A Cas9 Ribonucleoprotein Platform for Functional Genetic Studies of HIV-Host Interactions in Primary Human T Cells.

Hultquist JF, Schumann K, Woo JM, Manganaro L, McGregor MJ, Doudna J, Simon V, Krogan NJ, Marson A.
Source: Cell Rep
Publication Date: (2016)
Issue: 17(5): 1438-1452
Research Area:
Immunotherapy / Hematology
Gene Expression
Cells used in publication:
T cell, human stim.
Species: human
Tissue Origin: blood
CD4+, human
Species: human
Tissue Origin: blood
Culture Media:
4D-Nucleofector® 96-well Systems
4D-Nucleofector® X-Unit

primary isolated CD4+ T cells (by ficoll separation and negative Easy sep enrichment kit) were stimulated with CD3/CD28 for 48h in the presence of IL-2. Used Cas9 protein with two NLS signals to transfect in solution P3 and program EH-115 Details: Cas9 RNPs were prepared fresh for each experiment. crRNA and tracrRNA were first mixed 1:1 and incubated 30 min at 37°C to generate 40 µM crRNA: tracrRNA duplexes. An equal volume of 40 µM Cas9-NLS was slowly added to the crRNA:tracrRNA and incubated for 15 min at 37°C to generate 20 µM Cas9 RNPs. For each reaction, around 300,000 stimulated T cells were pelleted and resuspended in 20 µL P3 buffer (Lonza). 3 µL of 20 µM Cas9 RNP mix was added directly to these cells and the entire volume transferred to the 96-well reaction cuvette. For double-editing reactions, 3 µL of each Cas9 RNP was added to 20 µL cells. Cells were electroporated using program EH-115 on the Amaxa 4D-Nucleofector (Lonza). 80µL pre-warmed, complete RPMI was added to each well, and the cells were allowed to recover for 30 min at 37°C. Cells were then re-stimulated on plates coated overnight with 10 µg/mL anti-CD3 (UCHT1, Tonbo Biosciences) and 10 µg/mL anti-CD28 (CD28.2, Tonbo Biosciences) for 24 hr prior to infection.

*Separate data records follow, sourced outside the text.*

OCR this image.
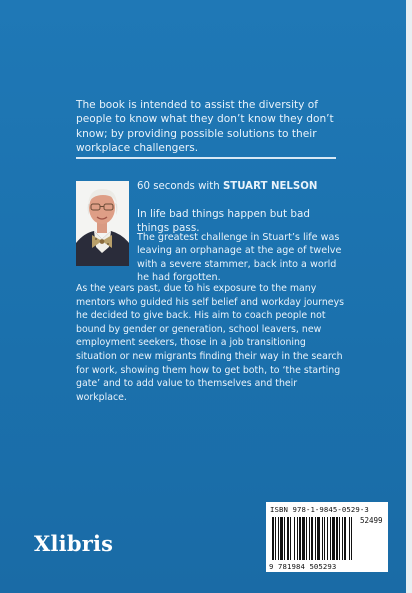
The book is intended to assist the diversity of people to know what they don’t know they don’t know; by providing possible solutions to their workplace challengers.

60 seconds with STUART NELSON

In life bad things happen but bad things pass.

The greatest challenge in Stuart’s life was leaving an orphanage at the age of twelve with a severe stammer, back into a world he had forgotten.

As the years past, due to his exposure to the many mentors who guided his self belief and workday journeys he decided to give back. His aim to coach people not bound by gender or generation, school leavers, new employment seekers, those in a job transitioning situation or new migrants finding their way in the search for work, showing them how to get both, to ‘the starting gate’ and to add value to themselves and their workplace.

Xlibris

ISBN 978-1-9845-0529-3
52499
9 781984 505293
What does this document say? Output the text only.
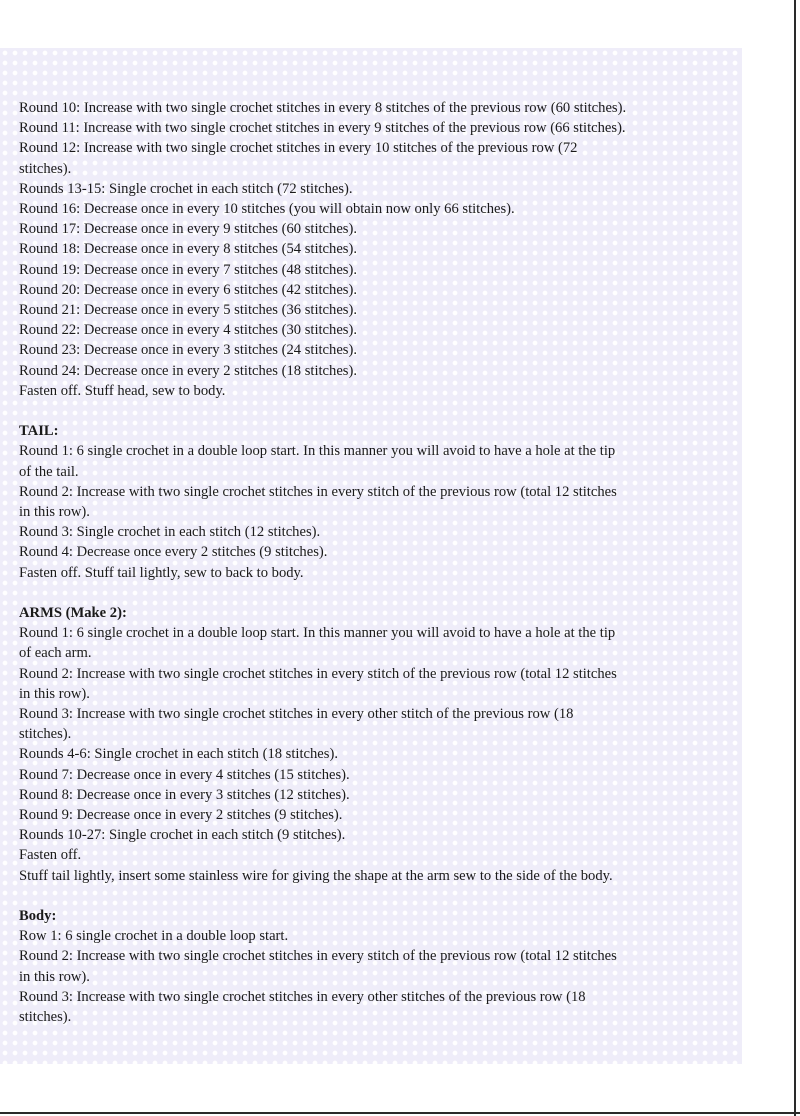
Round 10: Increase with two single crochet stitches in every 8 stitches of the previous row (60 stitches).
Round 11: Increase with two single crochet stitches in every 9 stitches of the previous row (66 stitches).
Round 12: Increase with two single crochet stitches in every 10 stitches of the previous row (72
stitches).
Rounds 13-15: Single crochet in each stitch (72 stitches).
Round 16: Decrease once in every 10 stitches (you will obtain now only 66 stitches).
Round 17: Decrease once in every 9 stitches (60 stitches).
Round 18: Decrease once in every 8 stitches (54 stitches).
Round 19: Decrease once in every 7 stitches (48 stitches).
Round 20: Decrease once in every 6 stitches (42 stitches).
Round 21: Decrease once in every 5 stitches (36 stitches).
Round 22: Decrease once in every 4 stitches (30 stitches).
Round 23: Decrease once in every 3 stitches (24 stitches).
Round 24: Decrease once in every 2 stitches (18 stitches).
Fasten off. Stuff head, sew to body.
TAIL:
Round 1: 6 single crochet in a double loop start. In this manner you will avoid to have a hole at the tip
of the tail.
Round 2: Increase with two single crochet stitches in every stitch of the previous row (total 12 stitches
in this row).
Round 3: Single crochet in each stitch (12 stitches).
Round 4: Decrease once every 2 stitches (9 stitches).
Fasten off. Stuff tail lightly, sew to back to body.
ARMS (Make 2):
Round 1: 6 single crochet in a double loop start. In this manner you will avoid to have a hole at the tip
of each arm.
Round 2: Increase with two single crochet stitches in every stitch of the previous row (total 12 stitches
in this row).
Round 3: Increase with two single crochet stitches in every other stitch of the previous row (18
stitches).
Rounds 4-6: Single crochet in each stitch (18 stitches).
Round 7: Decrease once in every 4 stitches (15 stitches).
Round 8: Decrease once in every 3 stitches (12 stitches).
Round 9: Decrease once in every 2 stitches (9 stitches).
Rounds 10-27: Single crochet in each stitch (9 stitches).
Fasten off.
Stuff tail lightly, insert some stainless wire for giving the shape at the arm sew to the side of the body.
Body:
Row 1: 6 single crochet in a double loop start.
Round 2: Increase with two single crochet stitches in every stitch of the previous row (total 12 stitches
in this row).
Round 3: Increase with two single crochet stitches in every other stitches of the previous row (18
stitches).
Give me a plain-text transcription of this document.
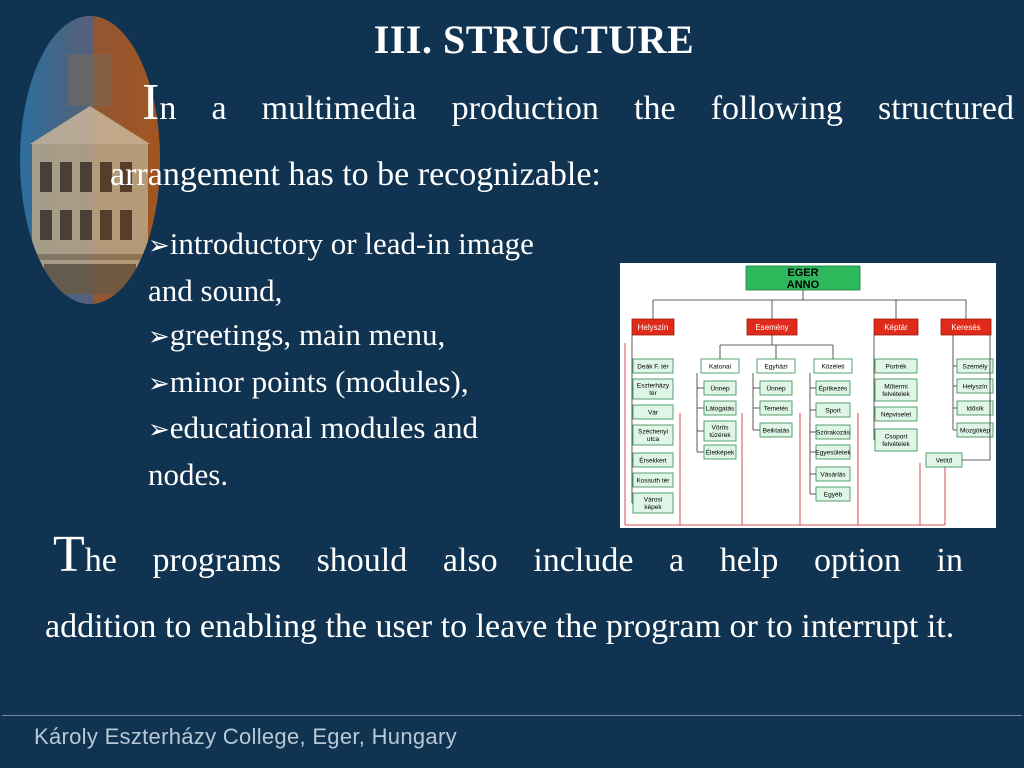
III. STRUCTURE
In a multimedia production the following structured
arrangement has to be recognizable:
➢introductory or lead-in image
and sound,
➢greetings, main menu,
➢minor points (modules),
➢educational modules and
nodes.
EGER
ANNO
Helyszín	Esemény	Képtár	Keresés
Deák F. tér
Eszterházy
tér
Vár
Széchenyi
utca
Érsekkert
Kossuth tér
Városi
képek
Katonai	Egyházi	Közéleti
Ünnep
Látogatás
Vörös
tüzérek
Életképek
Ünnep
Temetés
Beiktatás
Építkezés
Sport
Szórakozás
Egyesületek
Vásárlás
Egyéb
Portrék
Műtermi
felvételek
Népviselet
Csoport
felvételek
Személy
Helyszín
Idősík
Mozgókép
Vetítő
The programs should also include a help option in
addition to enabling the user to leave the program or to interrupt it.
Károly Eszterházy College, Eger, Hungary
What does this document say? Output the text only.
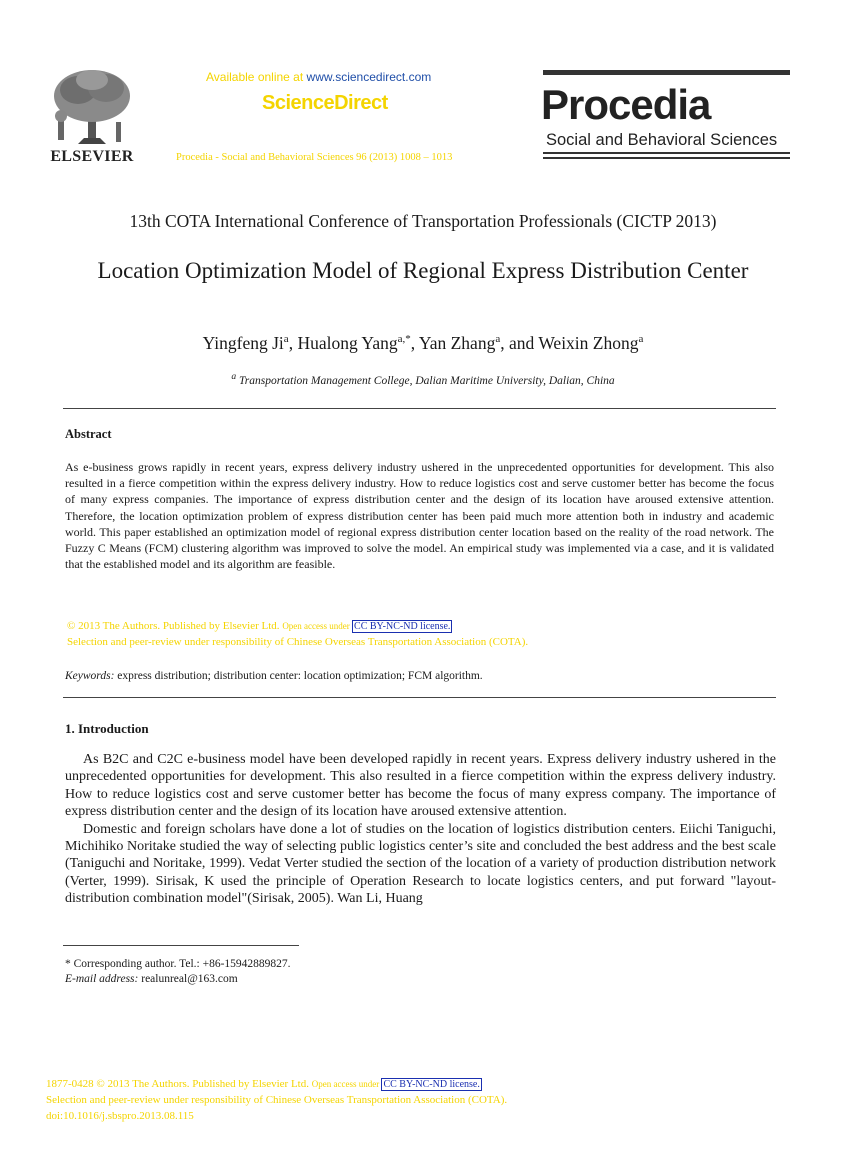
ELSEVIER
Available online at www.sciencedirect.com
ScienceDirect
Procedia - Social and Behavioral Sciences 96 (2013) 1008 – 1013
Procedia
Social and Behavioral Sciences
13th COTA International Conference of Transportation Professionals (CICTP 2013)
Location Optimization Model of Regional Express Distribution Center
Yingfeng Ji$^a$, Hualong Yang$^{a,*}$, Yan Zhang$^a$, and Weixin Zhong$^a$
$^a$ Transportation Management College, Dalian Maritime University, Dalian, China
Abstract
As e-business grows rapidly in recent years, express delivery industry ushered in the unprecedented opportunities for development. This also resulted in a fierce competition within the express delivery industry. How to reduce logistics cost and serve customer better has become the focus of many express companies. The importance of express distribution center and the design of its location have aroused extensive attention. Therefore, the location optimization problem of express distribution center has been paid much more attention both in industry and academic world. This paper established an optimization model of regional express distribution center location based on the reality of the road network. The Fuzzy C Means (FCM) clustering algorithm was improved to solve the model. An empirical study was implemented via a case, and it is validated that the established model and its algorithm are feasible.
© 2013 The Authors. Published by Elsevier Ltd. Open access under CC BY-NC-ND license.
Selection and peer-review under responsibility of Chinese Overseas Transportation Association (COTA).
Keywords: express distribution; distribution center: location optimization; FCM algorithm.
1. Introduction

As B2C and C2C e-business model have been developed rapidly in recent years. Express delivery industry ushered in the unprecedented opportunities for development. This also resulted in a fierce competition within the express delivery industry. How to reduce logistics cost and serve customer better has become the focus of many express company. The importance of express distribution center and the design of its location have aroused extensive attention.

Domestic and foreign scholars have done a lot of studies on the location of logistics distribution centers. Eiichi Taniguchi, Michihiko Noritake studied the way of selecting public logistics center’s site and concluded the best address and the best scale (Taniguchi and Noritake, 1999). Vedat Verter studied the section of the location of a variety of production distribution network (Verter, 1999). Sirisak, K used the principle of Operation Research to locate logistics centers, and put forward "layout-distribution combination model"(Sirisak, 2005). Wan Li, Huang

* Corresponding author. Tel.: +86-15942889827.
E-mail address: realunreal@163.com
1877-0428 © 2013 The Authors. Published by Elsevier Ltd. Open access under CC BY-NC-ND license.
Selection and peer-review under responsibility of Chinese Overseas Transportation Association (COTA).
doi:10.1016/j.sbspro.2013.08.115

New genetic tools are needed to understand the functional interactions between HIV and human host factors in primary cells. We recently developed a method to edit the genome of primary CD4+ T cells by electroporation of CRISPR/Cas9 ribonucleoproteins (RNPs). Here, we adapted this methodology to a high-throughput platform for the efficient, arrayed editing of candidate host factors. CXCR4 or CCR5 knockout cells generated with this method are resistant to HIV infection in a tropism-dependent manner, whereas knockout of LEDGF or TNPO3 results in a tropism-independent reduction in infection. CRISPR/Cas9 RNPs can furthermore edit multiple genes simultaneously, enabling studies of interactions among multiple host and viral factors. Finally, in an arrayed screen of 45 genes associated with HIV integrase, we identified several candidate dependency/restriction factors, demonstrating the power of this approach as a discovery platform. This technology should accelerate target validation for pharmaceutical and cell-based therapies to cure HIV infection.